Melihat ekspresi bingung asistennya, Acha menepuk kepalanya dengan pergelangan tangannya yang tidak terkena saus.
“Lupa aku tuh! Gini, Lin. Logikanya kalau ada dua atau lebih orang yang mirip artinya apa?” Acha memberi klu.
Lina memiringkan kepalanya dan menjawab, “Bisa jadi kayak kata orang jaman dulu bahwa karena mereka jodoh... tapi wajar dan lumrahnya sih........ HAH!?”
Gadis berambut pendek itu menyadari sesuatu dan menutup mulut dengan tangannya tak percaya. Ada rasa harap juga kalau tebakannya salah.
“Mereka bersaudara?” tebak Lina.
“Yup.” Acha menaik-turunkan alisnya dan sedikit bertepuk tangan.
“Tante Sarah, klien-ku yang juga bosnya Pak Ryo ini minta supaya mereka dipisahkan tanpa Dariel tahu kalau mereka bersaudara. Ini kalau diceritain alasannya juga panjang banget, sih. Pokoknya karena ini beliau bayar aku. Gitu, deh.” Jelas Acha sambil mengambil potongan ayam ke-duanya.
Tangan Lina tak kunjung dia turunkan dari mulutnya sendiri. Tadinya dia masih akan sedikit protes pada Acha kalau alasan Dariel dan Melati harus berpisah adalah hal lain yang lebih sepele.
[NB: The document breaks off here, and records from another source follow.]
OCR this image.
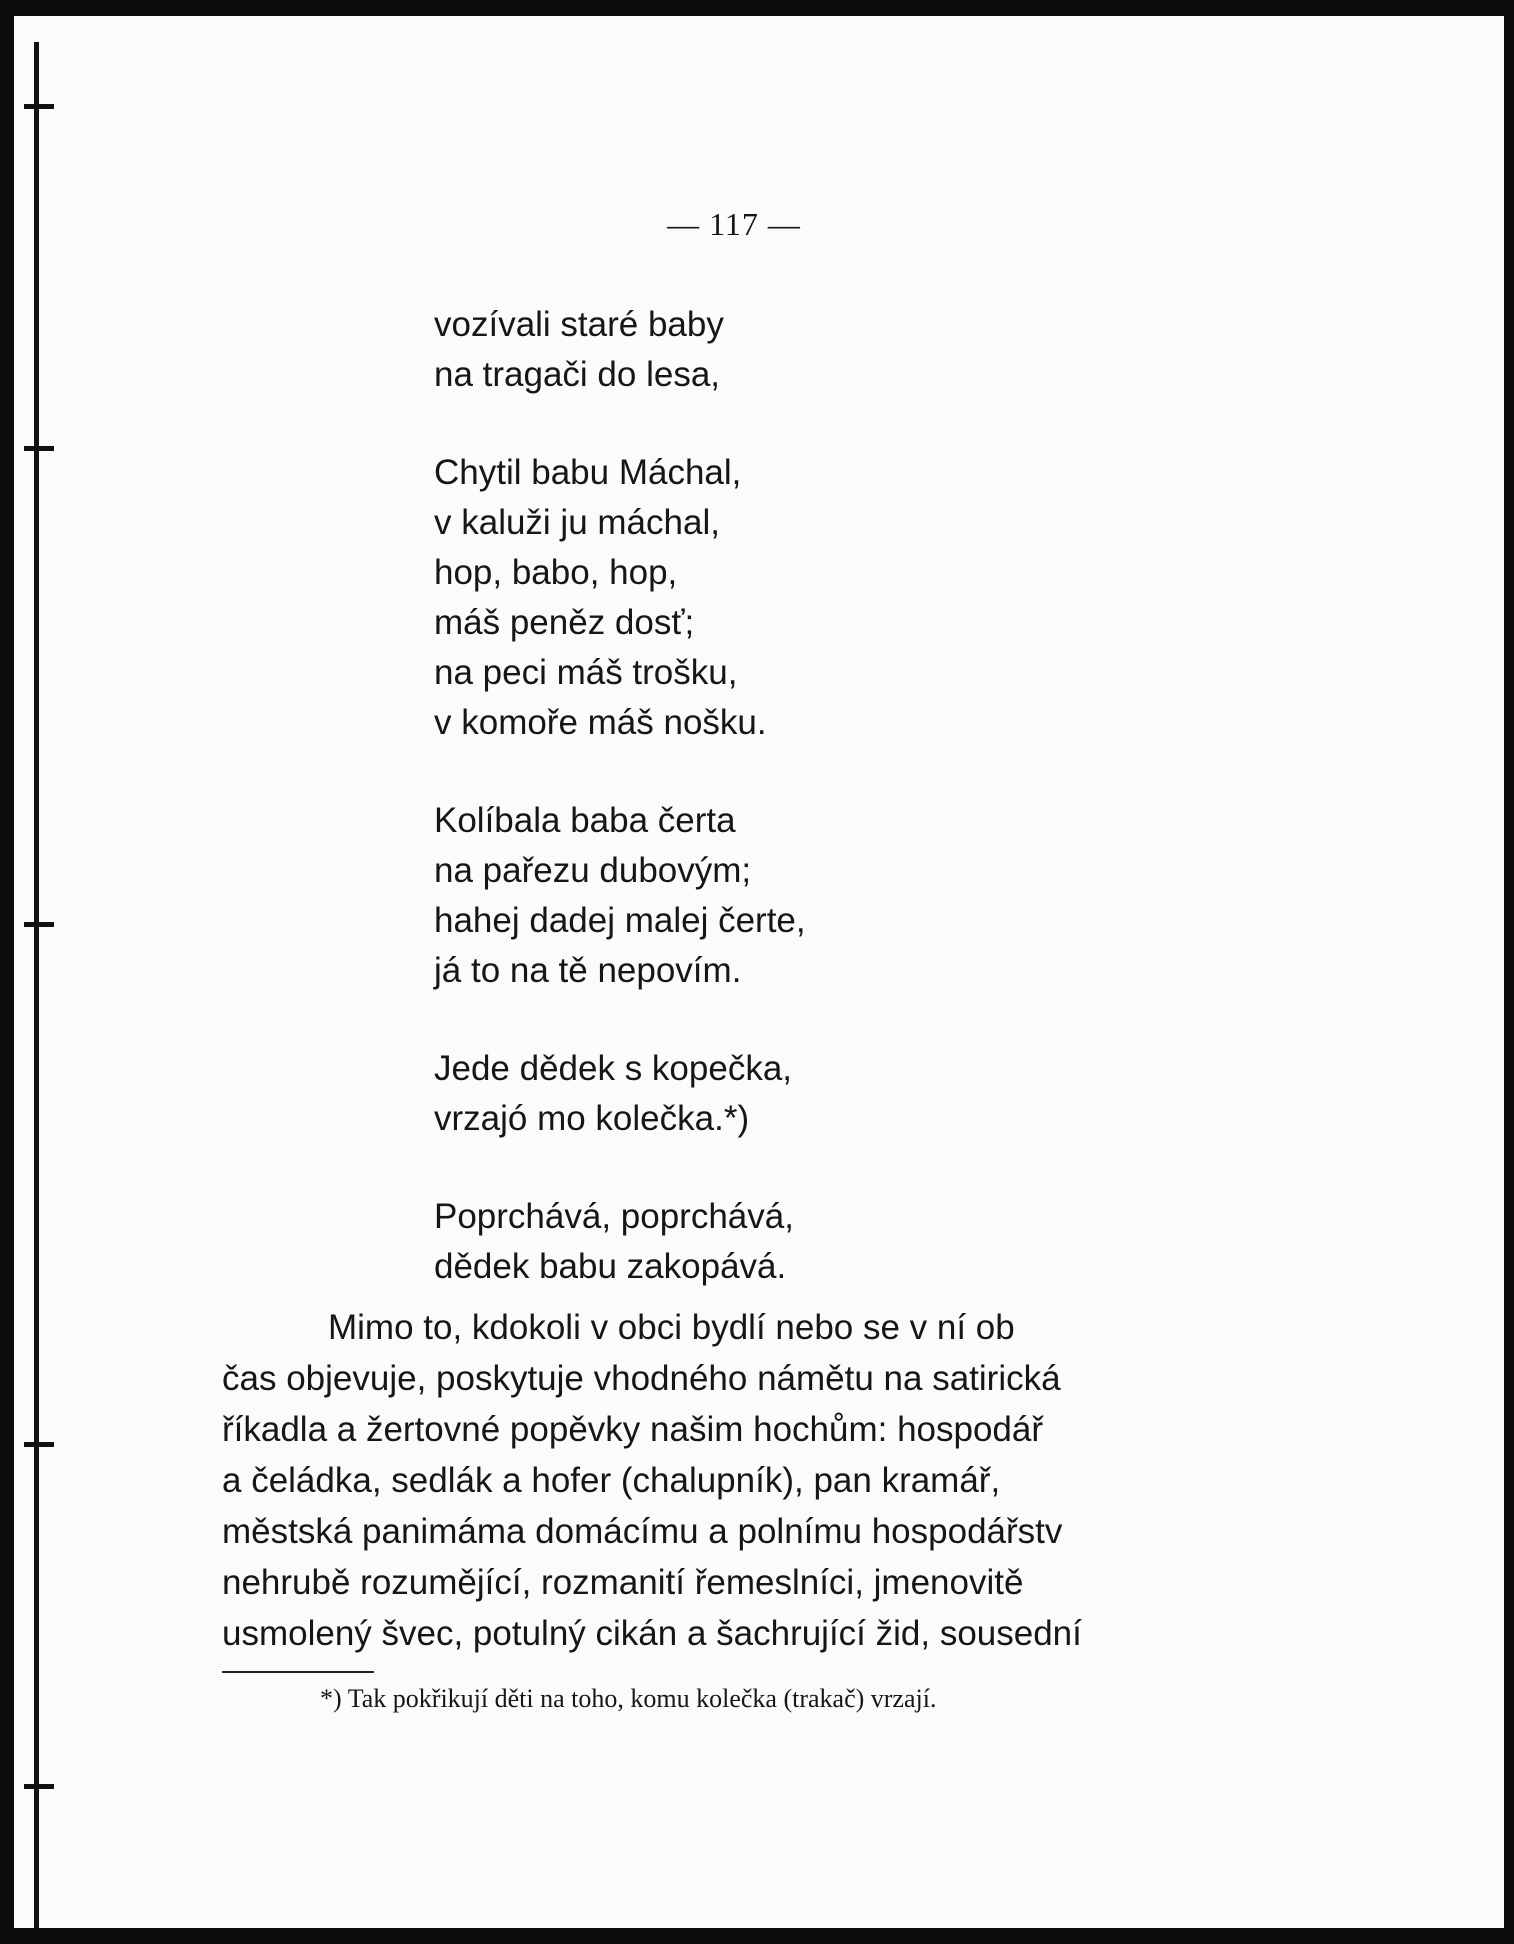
— 117 —
vozívali staré baby
na tragači do lesa,
Chytil babu Máchal,
v kaluži ju máchal,
hop, babo, hop,
máš peněz dosť;
na peci máš trošku,
v komoře máš nošku.
Kolíbala baba čerta
na pařezu dubovým;
hahej dadej malej čerte,
já to na tě nepovím.
Jede dědek s kopečka,
vrzajó mo kolečka.*)
Poprchává, poprchává,
dědek babu zakopává.
Mimo to, kdokoli v obci bydlí nebo se v ní ob
čas objevuje, poskytuje vhodného námětu na satirická
říkadla a žertovné popěvky našim hochům: hospodář
a čeládka, sedlák a hofer (chalupník), pan kramář,
městská panimáma domácímu a polnímu hospodářstv
nehrubě rozumějící, rozmanití řemeslníci, jmenovitě
usmolený švec, potulný cikán a šachrující žid, sousední
*) Tak pokřikují děti na toho, komu kolečka (trakač) vrzají.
Kalau memang mereka bersaudara sih, sudah jelas harus dipisahkan. Bagaimana jadinya kalau mereka menikah nanti? Tentu ini adalah hal yang tidak boleh terjadi.
“Mereka satu ayah, tapi beda ibu. Dariel lahir dari istri pertama mendiang Mark Hardiansyah yaitu Tante Sarah, sedangkan Melati lahir dari istri kedua yang belasan tahun lalu ditinggalkan karena satu dan lain hal. Menurut Tante Sarah, ada kemungkinan Melati tahu tentang hal itu. Dan kalau itu benar, bisa jadi dia menyimpan niat lain.” Acha menambahkan penjelasannya.
Lina mengangguk-angguk paham.
“Pantes aja waktu di ruang ganti sikap Kak Acha ke Melati kayak gitu ya?”
“Ih, kamu emang paling perhatian sama aku deh, Lin. Muach!” ucap Acha sambil memberikan tanda hati dengan jarinya. Dan Lina pun membalas Acha dengan tanda hati yang sama.
“Pokoknya aku mah ngikut Kak Acha aja.” Tanggap Lina sambil mengambil ayam sambel matah yang membuatnya ngiler dari tadi. Acha juga mengambil ayam yang sama. Aroma bawang dari sambal itu terus-terusan menggodanya dari tadi.
“Pedes! Pedes tapi enak!” komentar Acha sambil terus menggigit potongan ayamnya.
“Iya. Untung banget dibeliin sama Pak Ryo. Biarin serem, yang penting gak pelit.” Kali ini Lina tak sembunyi-sembunyi lagi mengomentari pria itu.
Ryo yang belum menghabiskan potongan ayam saus telur asinnya menggeleng-gelengkan kepalanya melihat dua orang perempuan itu. Pemandangan mereka memakan potongan daging yang bersaus serba merah itu terlihat begitu sadis di matanya.